Firmenkunden, die SuSE Linux oder SuSE Linux Enterprise Server einsetzen, bekommen demnächst mit dem Paket "SuSE Linux Enterprise Deployment and Administration Option die Möglichkeit, Ximians Software-Management-System für Arbeitsgruppen, Red Carpet Enterprise an die Distribution angepasst und mit YaST integriert direkt beim Nürnberger Distributor zu erstehen. Abgesehen vom simplen Reseller-Job haben Ximian und SuSE weitere Pläne für ihre Partnerschaft: So will SuSE Ximians Groupware-Client Evolution samt dem Ximian Connector mit der für Sommer geplanten neuen Version des SuSE Linux Openexchange Server ausliefern.

Spiel's noch mal, Sam!

Sie möchten eine DVD oder eine Video-CD auf einem Rechner ansehen, der nicht das "richtige" Betriebssystem hat? Hier hilft MoviX (http://movix.sourceforge.net/), eine kleine Distribution, die nur dazu da ist, Filme oder Tondateien abzuspielen. Als Player verwendet sie das Programm MPlayer (http://www.mplayerhq.hu/).
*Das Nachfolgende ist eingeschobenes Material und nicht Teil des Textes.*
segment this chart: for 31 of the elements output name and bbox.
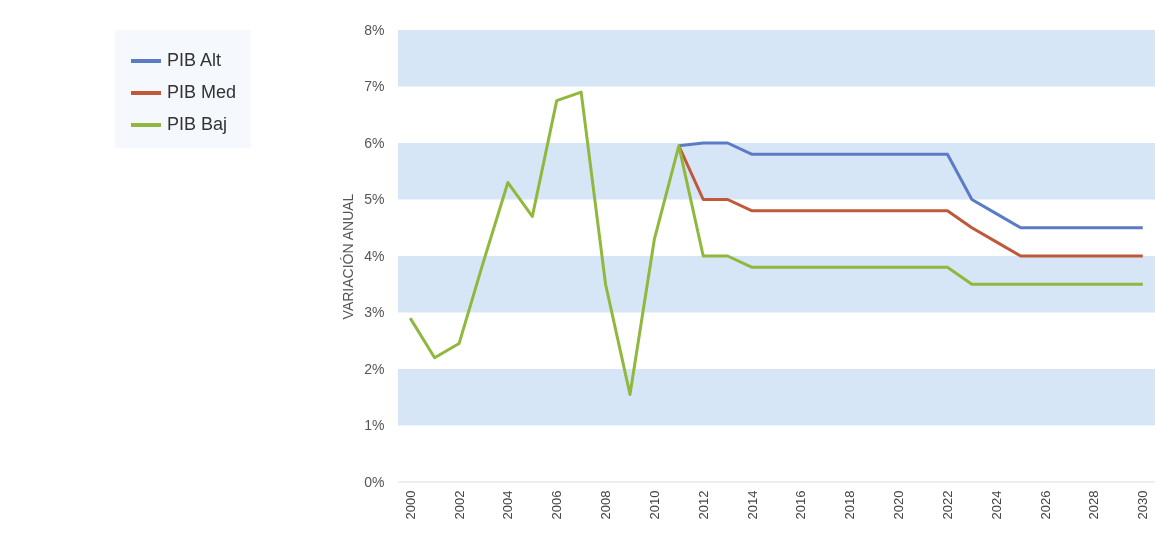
x-tick-label: 2024	[988, 490, 1004, 520]
y-tick-label: 5%	[364, 191, 385, 207]
x-tick-label: 2016	[793, 490, 809, 520]
line-series	[677, 141, 1145, 230]
x-tick-label: 2026	[1037, 490, 1053, 520]
y-tick-label: 6%	[364, 134, 385, 151]
x-tick-label: 2014	[744, 490, 760, 520]
x-tick-label: 2002	[451, 490, 467, 520]
y-tick-label: 1%	[364, 417, 385, 433]
x-tick-label: 2030	[1135, 490, 1151, 520]
legend-label: PIB Med	[167, 82, 237, 102]
x-tick-label: 2010	[646, 490, 662, 520]
x-tick-label: 2004	[500, 490, 516, 520]
line-series	[408, 90, 1145, 396]
y-tick-label: 0%	[364, 473, 385, 490]
y-tick-label: 4%	[364, 247, 385, 264]
legend-label: PIB Alt	[167, 50, 222, 70]
x-tick-label: 2008	[598, 490, 614, 520]
y-axis-title: VARIACIÓN ANUAL	[340, 193, 357, 320]
x-tick-label: 2012	[695, 490, 711, 520]
x-tick-label: 2028	[1086, 490, 1102, 520]
legend-label: PIB Baj	[167, 114, 228, 134]
y-tick-label: 7%	[364, 78, 385, 94]
y-tick-label: 2%	[364, 360, 385, 377]
y-tick-label: 8%	[364, 21, 385, 38]
y-tick-label: 3%	[364, 304, 385, 320]
x-tick-label: 2022	[939, 490, 955, 520]
x-tick-label: 2020	[891, 490, 907, 520]
x-tick-label: 2006	[549, 490, 565, 520]
x-tick-label: 2018	[842, 490, 858, 520]
x-tick-label: 2000	[402, 490, 418, 520]
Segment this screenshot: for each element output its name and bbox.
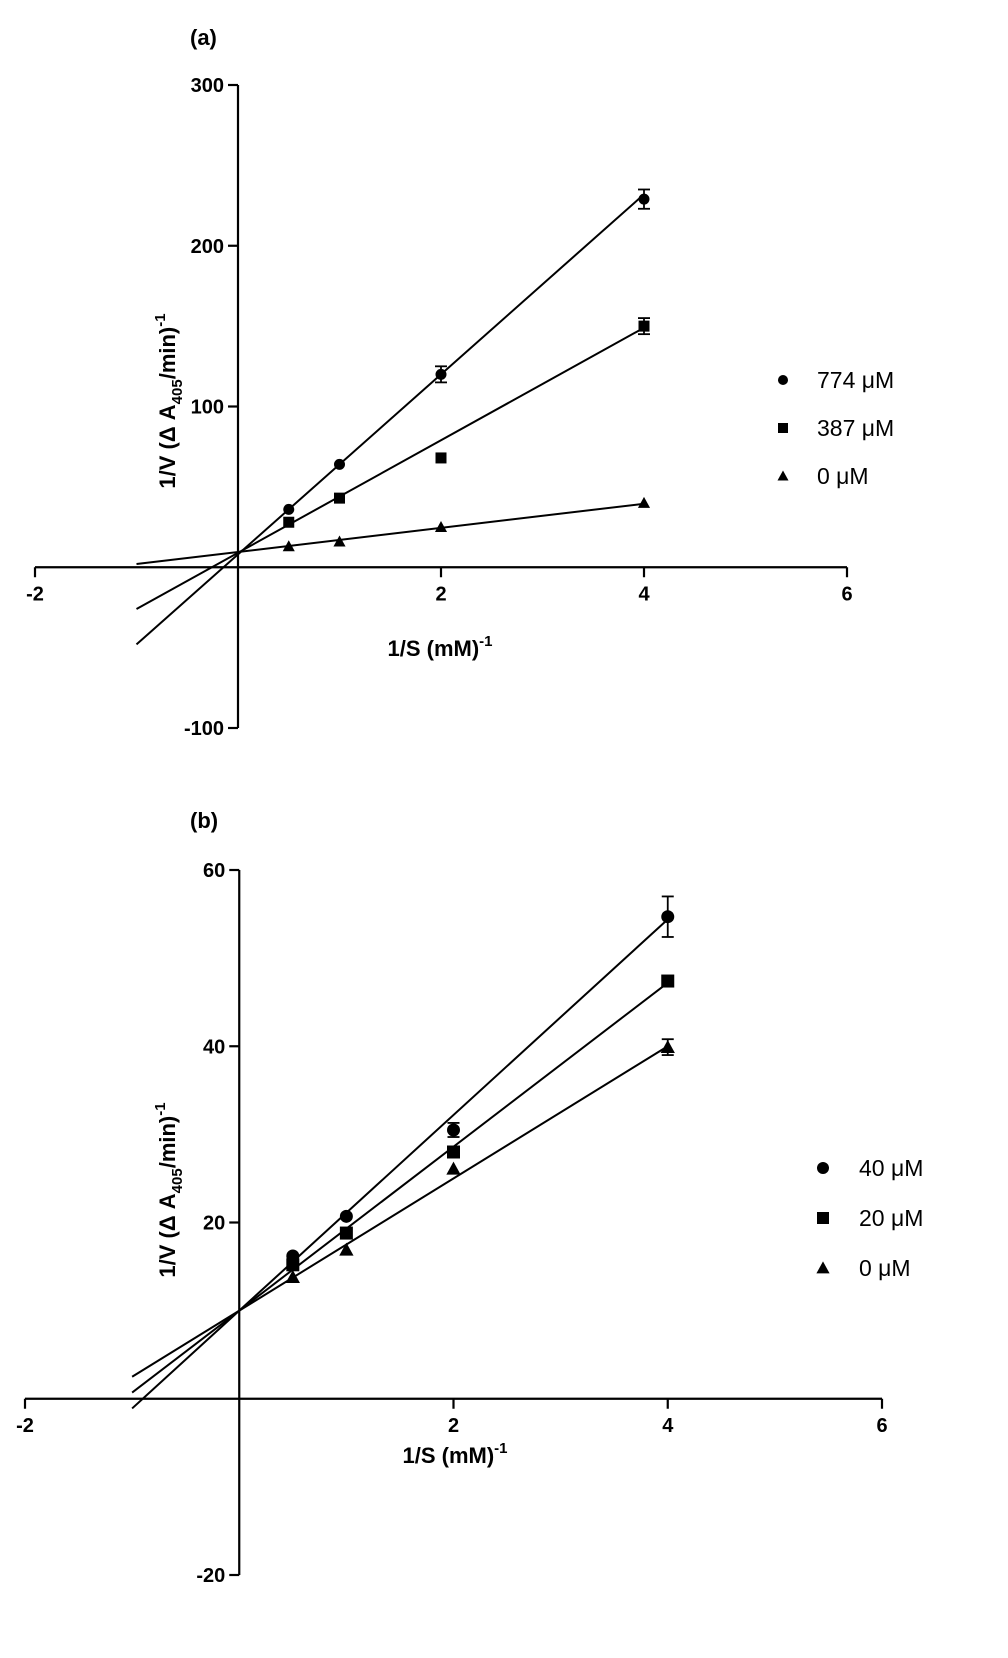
data-point: [435, 452, 447, 464]
panel-label: (a): [190, 25, 217, 50]
legend-marker: [816, 1261, 830, 1274]
y-tick-label: 60: [203, 860, 225, 882]
legend-marker: [777, 470, 789, 481]
data-point: [334, 492, 345, 504]
x-tick-label: 6: [841, 583, 852, 605]
panel-label: (b): [190, 808, 218, 833]
y-tick-label: 40: [203, 1036, 225, 1058]
data-point: [661, 910, 675, 924]
data-point: [283, 503, 295, 515]
x-axis-title: 1/S (mM)-1: [387, 633, 492, 661]
data-point: [447, 1123, 460, 1137]
data-point: [339, 1209, 353, 1223]
y-axis-title-prefix: 1/V (Δ A: [155, 1193, 180, 1277]
legend-label: 387 μM: [817, 415, 894, 441]
legend-marker: [778, 375, 788, 385]
legend-marker: [778, 423, 788, 433]
fit-line: [135, 193, 645, 646]
y-axis-title-superscript: -1: [152, 1102, 169, 1115]
legend-label: 40 μM: [859, 1155, 923, 1181]
x-axis-title-superscript: -1: [479, 633, 492, 650]
y-axis-title-prefix: 1/V (Δ A: [155, 404, 180, 488]
x-tick-label: -2: [26, 583, 44, 605]
legend-label: 20 μM: [859, 1205, 923, 1231]
y-tick-label: -20: [196, 1565, 225, 1587]
y-axis-title-suffix: /min): [155, 1116, 180, 1169]
fit-line: [131, 1045, 669, 1378]
data-point: [333, 535, 346, 547]
legend-marker: [817, 1212, 829, 1224]
data-point: [339, 1226, 353, 1240]
y-axis-title-superscript: -1: [152, 313, 169, 326]
data-point: [339, 1242, 354, 1256]
data-point: [661, 974, 675, 988]
y-tick-label: -100: [184, 718, 224, 740]
legend-label: 0 μM: [859, 1255, 911, 1281]
y-tick-label: 200: [191, 236, 224, 258]
fit-line: [131, 982, 669, 1394]
x-tick-label: 2: [448, 1415, 459, 1437]
data-point: [447, 1145, 460, 1159]
data-point: [282, 540, 295, 552]
x-tick-label: 2: [435, 583, 446, 605]
x-tick-label: 6: [876, 1415, 887, 1437]
data-point: [638, 320, 650, 332]
fit-line: [136, 326, 645, 610]
legend-marker: [817, 1162, 829, 1174]
x-tick-label: -2: [16, 1415, 34, 1437]
y-axis-title-suffix: /min): [155, 327, 180, 380]
fit-line: [131, 918, 669, 1410]
y-tick-label: 300: [191, 75, 224, 97]
y-tick-label: 20: [203, 1213, 225, 1235]
data-point: [660, 1039, 675, 1053]
data-point: [334, 458, 345, 470]
y-axis-title-subscript: 405: [169, 379, 186, 404]
legend-label: 0 μM: [817, 463, 869, 489]
data-point: [637, 496, 651, 508]
data-point: [285, 1269, 300, 1283]
data-point: [435, 368, 447, 380]
data-point: [638, 193, 650, 205]
data-point: [446, 1161, 461, 1175]
x-tick-label: 4: [638, 583, 650, 605]
y-tick-label: 100: [191, 397, 224, 419]
y-axis-title-subscript: 405: [169, 1168, 186, 1193]
data-point: [434, 521, 448, 533]
x-axis-title-text: 1/S (mM): [402, 1443, 494, 1468]
fit-line: [136, 502, 645, 566]
y-axis-title: 1/V (Δ A405/min)-1: [152, 1102, 186, 1277]
legend-label: 774 μM: [817, 367, 894, 393]
y-axis-title: 1/V (Δ A405/min)-1: [152, 313, 186, 488]
data-point: [283, 516, 295, 528]
x-axis-title-text: 1/S (mM): [387, 636, 479, 661]
data-point: [286, 1258, 300, 1272]
x-axis-title-superscript: -1: [494, 1440, 507, 1457]
x-tick-label: 4: [662, 1415, 674, 1437]
x-axis-title: 1/S (mM)-1: [402, 1440, 507, 1468]
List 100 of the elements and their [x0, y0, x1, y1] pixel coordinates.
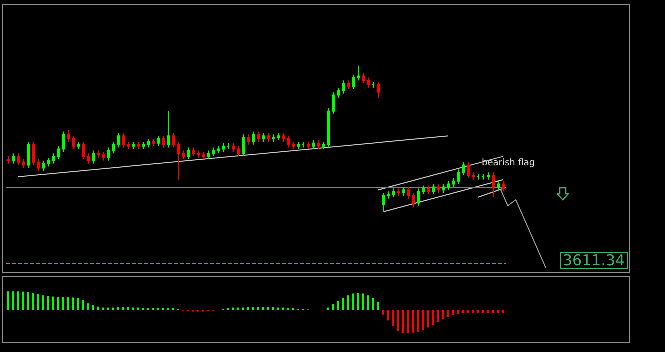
candlestick	[102, 152, 105, 162]
candlestick	[312, 140, 315, 150]
candlestick	[447, 180, 450, 191]
candlestick	[277, 132, 280, 141]
candlestick	[167, 110, 170, 148]
candlestick	[182, 150, 185, 160]
candlestick	[57, 146, 60, 160]
candlestick	[112, 141, 115, 154]
bar	[462, 310, 464, 314]
candlestick	[212, 147, 215, 158]
candlestick	[107, 147, 110, 162]
candlestick	[252, 131, 255, 146]
bar	[492, 310, 494, 314]
candlestick	[52, 153, 55, 164]
candlestick	[307, 141, 310, 150]
candlestick	[67, 130, 70, 142]
bar	[368, 296, 370, 310]
bar	[372, 298, 374, 310]
candlestick	[27, 141, 30, 169]
candlestick	[162, 136, 165, 148]
candlestick	[347, 80, 350, 90]
bar	[448, 310, 450, 318]
bar	[352, 294, 354, 310]
candlestick	[407, 186, 410, 200]
bar	[32, 293, 34, 310]
candlestick	[372, 82, 375, 88]
bar	[388, 310, 390, 321]
candlestick	[482, 174, 485, 180]
bar	[362, 294, 364, 310]
bar	[22, 292, 24, 310]
candlestick	[142, 141, 145, 150]
candlestick	[7, 156, 10, 164]
bar	[392, 310, 394, 327]
candlestick	[157, 136, 160, 147]
candlestick	[362, 72, 365, 84]
candlestick	[227, 142, 230, 150]
bar	[348, 296, 350, 310]
candlestick	[342, 80, 345, 94]
candlestick	[172, 132, 175, 148]
bar	[62, 297, 64, 310]
candlestick	[177, 141, 180, 180]
candlestick	[452, 178, 455, 188]
candlestick	[207, 150, 210, 160]
candlestick	[77, 141, 80, 150]
candlestick	[457, 169, 460, 185]
bar	[478, 310, 480, 313]
candlestick	[97, 150, 100, 159]
text: 3611.34	[563, 252, 626, 270]
bar	[472, 310, 474, 313]
candlestick	[337, 87, 340, 99]
candlestick	[152, 138, 155, 147]
candlestick	[222, 142, 225, 153]
candlestick	[417, 188, 420, 207]
candlestick	[367, 77, 370, 88]
candlestick	[122, 132, 125, 148]
bar	[382, 310, 384, 315]
candlestick	[187, 147, 190, 160]
bar	[498, 310, 500, 314]
bar	[428, 310, 430, 328]
candlestick	[82, 141, 85, 160]
candlestick	[432, 184, 435, 195]
candlestick	[487, 172, 490, 180]
candlestick	[132, 141, 135, 150]
candlestick	[117, 132, 120, 148]
candlestick	[412, 192, 415, 208]
bar	[402, 310, 404, 334]
candlestick	[147, 138, 150, 148]
candlestick	[422, 185, 425, 195]
bar	[58, 297, 60, 310]
candlestick	[502, 180, 505, 192]
bar	[458, 310, 460, 314]
bar	[502, 310, 504, 314]
candlestick	[327, 108, 330, 148]
candlestick	[317, 140, 320, 150]
bar	[48, 296, 50, 310]
candlestick	[12, 153, 15, 164]
candlestick	[497, 180, 500, 191]
bar	[442, 310, 444, 320]
bar	[72, 298, 74, 310]
candlestick	[402, 186, 405, 196]
candlestick	[237, 146, 240, 158]
candlestick	[197, 150, 200, 159]
bar	[338, 301, 340, 310]
candlestick	[387, 191, 390, 200]
bar	[332, 304, 334, 310]
bar	[18, 292, 20, 310]
bar	[468, 310, 470, 313]
candlestick	[282, 132, 285, 142]
candlestick	[462, 162, 465, 176]
candlestick	[392, 188, 395, 198]
candlestick	[467, 162, 470, 179]
annotation: bearish flag	[482, 158, 536, 168]
candlestick	[242, 134, 245, 158]
candlestick	[87, 153, 90, 164]
bar	[98, 306, 100, 310]
bar	[398, 310, 400, 332]
candlestick	[287, 136, 290, 148]
candlestick	[232, 142, 235, 153]
candlestick	[72, 136, 75, 150]
candlestick	[32, 141, 35, 166]
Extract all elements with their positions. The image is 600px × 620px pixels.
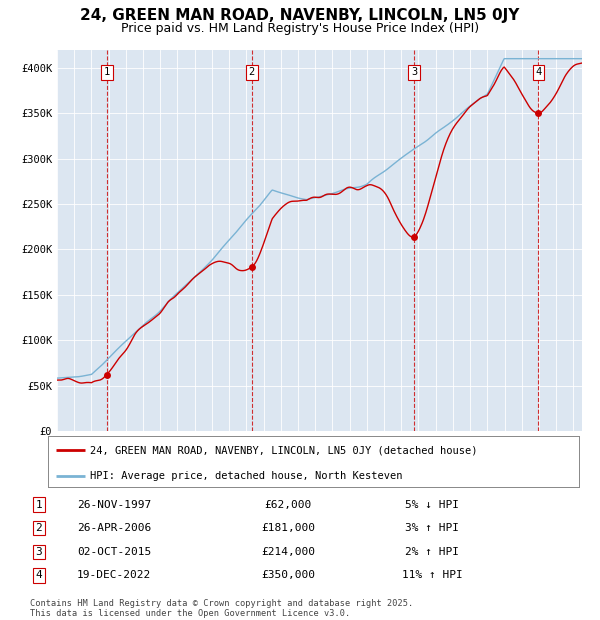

Es existieren drei MoviX-Versionen: EMoviX wird zusammen mit den Video- oder Audiodateien auf eine CD gebrannt; MoviX kommt alleine auf den Silberling. MoviX 2 schließlich funktioniert wie MoviX und bringt das X-Window-System mit. Nach dem Start nistet sich die Distribution in einer RAM-Disk ein, die Anwenderin entfernt die CD und legt an ihrer Stelle die DVD oder CD mit dem Film ein. So lässt sich ein festplattenloser älterer Computer mit einem DVD-Laufwerk in einen DVD-Spieler verwandeln.

Am weitesten fortgeschritten ist eMoviX, das bereits die Versionsnummer 0.8.4 trägt, MoviX 2 hingegen hinkt weit hinterher und ist noch nicht richtig benutzbar. Ein Perl-Skript stellt das ISO-Image für eine CD zusammen, das die Anwenderin nur noch auf einen Rohling brennt. Zum Starten von MoviX legt sie die CD ins CD-Laufwerk und bootet den Rechner davon. Anschließend begrüßt ein Textmenü die potentielle Filmzuschauerin. Filme, die mit eMoviX auf die CD gebrannt werden, starten automatisch, Audio-Dateien müssen Sie von Hand auswählen. MoviX unterstützt Abspiellisten; so lassen sich Titel in einer bestimmten Reihenfolge ansehen.

Infos

[1] Frank Wieduwilt: "Kraftvolle Minis", LinuxUser 08/2002, S. 37 f.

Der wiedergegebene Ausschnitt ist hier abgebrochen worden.